Oh yeah, I can do everything you said using less processing power and therefore maintaining a better battery life, which was the entire point of the implementation. If that list was a real attempt at finding the limitations of iOS multitasking, then you failed miserably, lol. Thanks for reconfirming the fact that I'm not missing out anything using iPhone's multitasking. But I still can't get over the fact that you needed a video to prove that. You definitely live in an android box. That's like me asking for proof that you can play flash games with android. Old news buddy!

75. remixfa

Posts: 14605; Member since: Dec 19, 2008

i hear more bluster, but i have yet to ever see it in action. pull it off with proof please. Its physically impossible on an iphone. If your going to argue the point at least be knowledgable about the point you are arguing. BTW, I normally get about 1.5-2 days of battery per charge with moderately heavy use.
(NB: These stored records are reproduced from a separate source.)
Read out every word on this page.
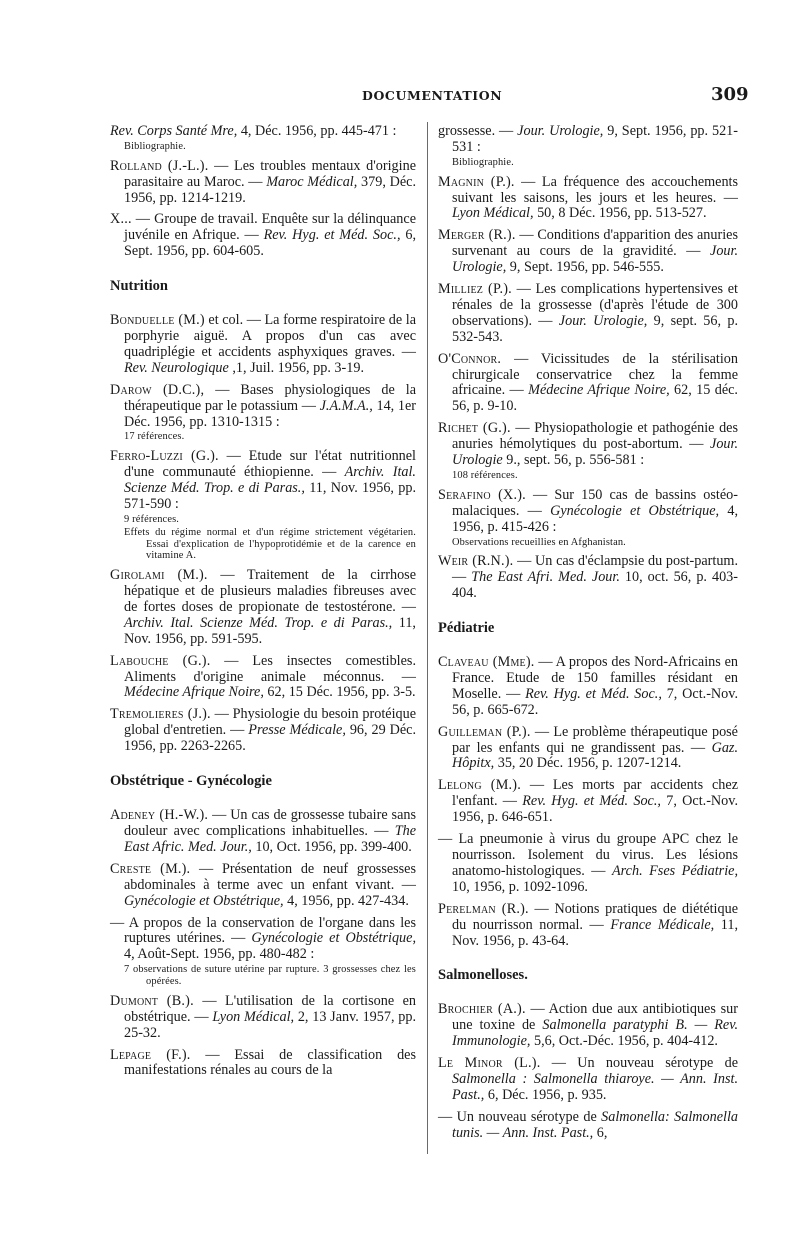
DOCUMENTATION	309
Rev. Corps Santé Mre, 4, Déc. 1956, pp. 445-471 :
Bibliographie.
Rolland (J.-L.). — Les troubles mentaux d'origine parasitaire au Maroc. — Maroc Médical, 379, Déc. 1956, pp. 1214-1219.
X... — Groupe de travail. Enquête sur la délinquance juvénile en Afrique. — Rev. Hyg. et Méd. Soc., 6, Sept. 1956, pp. 604-605.
Nutrition
Bonduelle (M.) et col. — La forme respiratoire de la porphyrie aiguë. A propos d'un cas avec quadriplégie et accidents asphyxiques graves. — Rev. Neurologique ,1, Juil. 1956, pp. 3-19.
Darow (D.C.), — Bases physiologiques de la thérapeutique par le potassium — J.A.M.A., 14, 1er Déc. 1956, pp. 1310-1315 :
17 références.
Ferro-Luzzi (G.). — Etude sur l'état nutritionnel d'une communauté éthiopienne. — Archiv. Ital. Scienze Méd. Trop. e di Paras., 11, Nov. 1956, pp. 571-590 :
9 références.
Effets du régime normal et d'un régime strictement végétarien. Essai d'explication de l'hypoprotidémie et de la carence en vitamine A.
Girolami (M.). — Traitement de la cirrhose hépatique et de plusieurs maladies fibreuses avec de fortes doses de propionate de testostérone. — Archiv. Ital. Scienze Méd. Trop. e di Paras., 11, Nov. 1956, pp. 591-595.
Labouche (G.). — Les insectes comestibles. Aliments d'origine animale méconnus. — Médecine Afrique Noire, 62, 15 Déc. 1956, pp. 3-5.
Tremolieres (J.). — Physiologie du besoin protéique global d'entretien. — Presse Médicale, 96, 29 Déc. 1956, pp. 2263-2265.
Obstétrique - Gynécologie
Adeney (H.-W.). — Un cas de grossesse tubaire sans douleur avec complications inhabituelles. — The East Afric. Med. Jour., 10, Oct. 1956, pp. 399-400.
Creste (M.). — Présentation de neuf grossesses abdominales à terme avec un enfant vivant. — Gynécologie et Obstétrique, 4, 1956, pp. 427-434.
— A propos de la conservation de l'organe dans les ruptures utérines. — Gynécologie et Obstétrique, 4, Août-Sept. 1956, pp. 480-482 :
7 observations de suture utérine par rupture. 3 grossesses chez les opérées.
Dumont (B.). — L'utilisation de la cortisone en obstétrique. — Lyon Médical, 2, 13 Janv. 1957, pp. 25-32.
Lepage (F.). — Essai de classification des manifestations rénales au cours de la
grossesse. — Jour. Urologie, 9, Sept. 1956, pp. 521-531 :
Bibliographie.
Magnin (P.). — La fréquence des accouchements suivant les saisons, les jours et les heures. — Lyon Médical, 50, 8 Déc. 1956, pp. 513-527.
Merger (R.). — Conditions d'apparition des anuries survenant au cours de la gravidité. — Jour. Urologie, 9, Sept. 1956, pp. 546-555.
Milliez (P.). — Les complications hypertensives et rénales de la grossesse (d'après l'étude de 300 observations). — Jour. Urologie, 9, sept. 56, p. 532-543.
O'Connor. — Vicissitudes de la stérilisation chirurgicale conservatrice chez la femme africaine. — Médecine Afrique Noire, 62, 15 déc. 56, p. 9-10.
Richet (G.). — Physiopathologie et pathogénie des anuries hémolytiques du post-abortum. — Jour. Urologie 9., sept. 56, p. 556-581 :
108 références.
Serafino (X.). — Sur 150 cas de bassins ostéo-malaciques. — Gynécologie et Obstétrique, 4, 1956, p. 415-426 :
Observations recueillies en Afghanistan.
Weir (R.N.). — Un cas d'éclampsie du post-partum. — The East Afri. Med. Jour. 10, oct. 56, p. 403-404.
Pédiatrie
Claveau (Mme). — A propos des Nord-Africains en France. Etude de 150 familles résidant en Moselle. — Rev. Hyg. et Méd. Soc., 7, Oct.-Nov. 56, p. 665-672.
Guilleman (P.). — Le problème thérapeutique posé par les enfants qui ne grandissent pas. — Gaz. Hôpitx, 35, 20 Déc. 1956, p. 1207-1214.
Lelong (M.). — Les morts par accidents chez l'enfant. — Rev. Hyg. et Méd. Soc., 7, Oct.-Nov. 1956, p. 646-651.
— La pneumonie à virus du groupe APC chez le nourrisson. Isolement du virus. Les lésions anatomo-histologiques. — Arch. Fses Pédiatrie, 10, 1956, p. 1092-1096.
Perelman (R.). — Notions pratiques de diététique du nourrisson normal. — France Médicale, 11, Nov. 1956, p. 43-64.
Salmonelloses.
Brochier (A.). — Action due aux antibiotiques sur une toxine de Salmonella paratyphi B. — Rev. Immunologie, 5,6, Oct.-Déc. 1956, p. 404-412.
Le Minor (L.). — Un nouveau sérotype de Salmonella : Salmonella thiaroye. — Ann. Inst. Past., 6, Déc. 1956, p. 935.
— Un nouveau sérotype de Salmonella: Salmonella tunis. — Ann. Inst. Past., 6,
How often does that i4s get charged?? lolol The battery quips are even OLDER news.. and.. this news is actually TRUE :)

73. actura

Posts: 8; Member since: Nov 15, 2011

i don't think so,but app (other than apple apps) may start up from begining maybe to prevent any lags on iOS

69. Whateverman

Posts: 3295; Member since: May 17, 2009

That freakin' reloading pages on Safari is a pain in the a$$! +1 to Evil_SaNz.

30. iSexy

Posts: 2; Member since: Dec 21, 2011

Yeap I want to know an example too

60. iami67

Posts: 334; Member since: Oct 18, 2011

Dear E.N. according to what you just said. " multitasking means doing more then one thing at the same time, in which case this most definitely is multitasking" Did i read a diferent article then you. Are we on the same page here. He clearly just said you are not doing more then one thing at a time and that the phone turns the other things off. How is that doing more then one thing at once please explain. This just shows me why people make fun of iphone users because they have no concept of anything.